Melanoma is one of the most common cutaneous cancers. There are an estimated 20,000 newly diagnosed melanoma patients in China each year [2]. NRAS mutations accounted for 10.4~12.6% of melanoma patients in China [3], and 15-25% globally [4-7]. NRAS-mutated melanoma is more aggressive and associated with poorer outcomes [8-11]. There were no approved targeted therapies for patients with NRAS-mutant melanoma. Tunlametinib is the first small molecule drug approved for this indication.

About tunlametinib

Tunlametinib is a small molecule inhibitor of Mitogen-activated protein kinase kinase (MEK) discovered and developed by KeChow.
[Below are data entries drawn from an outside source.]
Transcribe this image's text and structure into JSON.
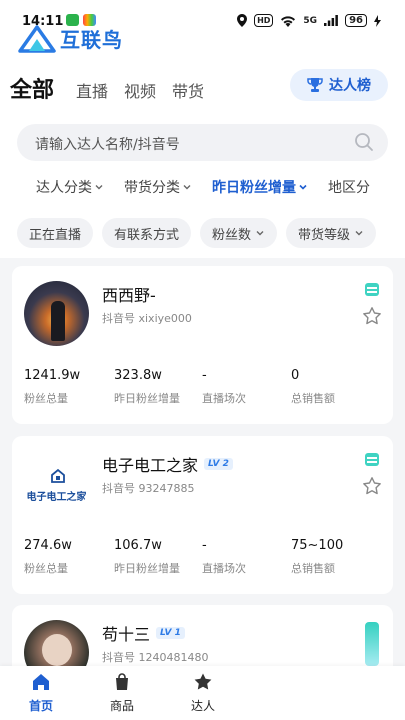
{
  "status_bar": {
    "time": "14:11",
    "network": "5G",
    "battery": "96",
    "hd": "HD"
  },
  "logo": {
    "text": "互联鸟"
  },
  "tabs": [
    {
      "label": "全部",
      "active": true
    },
    {
      "label": "直播"
    },
    {
      "label": "视频"
    },
    {
      "label": "带货"
    }
  ],
  "rank_button": {
    "label": "达人榜",
    "icon": "trophy-icon"
  },
  "search": {
    "placeholder": "请输入达人名称/抖音号",
    "icon": "search-icon"
  },
  "filters": [
    {
      "label": "达人分类"
    },
    {
      "label": "带货分类"
    },
    {
      "label": "昨日粉丝增量",
      "active": true
    },
    {
      "label": "地区分"
    }
  ],
  "chips": [
    {
      "label": "正在直播"
    },
    {
      "label": "有联系方式"
    },
    {
      "label": "粉丝数"
    },
    {
      "label": "带货等级"
    }
  ],
  "stat_labels": {
    "fans": "粉丝总量",
    "yesterday": "昨日粉丝增量",
    "lives": "直播场次",
    "sales": "总销售额"
  },
  "influencers": [
    {
      "name": "西西野-",
      "level": "",
      "douyin_id": "抖音号 xixiye000",
      "fans": "1241.9w",
      "yesterday": "323.8w",
      "lives": "-",
      "sales": "0"
    },
    {
      "name": "电子电工之家",
      "level": "LV 2",
      "douyin_id": "抖音号 93247885",
      "avatar_text": "电子电工之家",
      "fans": "274.6w",
      "yesterday": "106.7w",
      "lives": "-",
      "sales": "75~100"
    },
    {
      "name": "苟十三",
      "level": "LV 1",
      "douyin_id": "抖音号 1240481480"
    }
  ],
  "bottom_nav": [
    {
      "label": "首页",
      "icon": "home-icon",
      "active": true
    },
    {
      "label": "商品",
      "icon": "shopping-bag-icon"
    },
    {
      "label": "达人",
      "icon": "star-icon"
    }
  ],
  "colors": {
    "accent": "#1f5fd0",
    "tag": "#3fd3c2",
    "background": "#f4f5f7"
  }
}
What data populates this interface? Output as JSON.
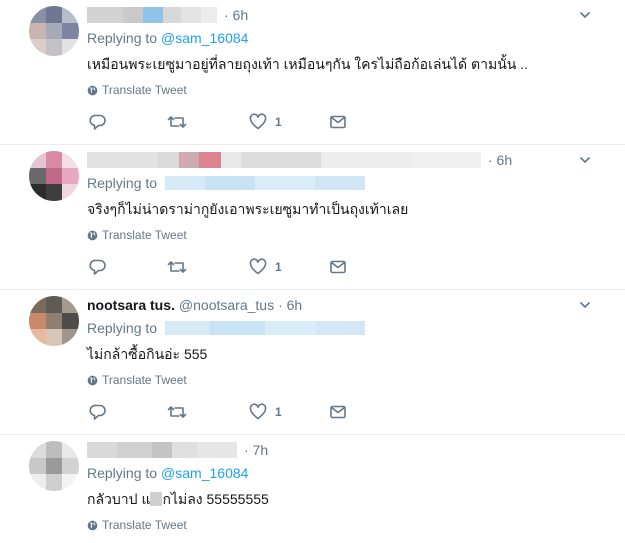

Tunlametinib targets the Mitogen-activated protein kinase (MAPK)/extracellular regulated protein kinases (ERK) signaling pathway (also known as RAS/RAF/MEK/ERK signaling pathway) by inhibiting the activity of MEK kinase, blocking downstream signaling pathways, inhibiting the growth and proliferation of tumor cell. MAPK/ERK signaling pathway plays a critical role in cancer cell proliferation and apoptosis. Aberrant activation of this signaling pathway has been implicated in more than one-third of all malignancies. Compared to other approved MEK inhibitors, tunlametinib demonstrated stronger target inhibition and improved pharmacokinetic properties.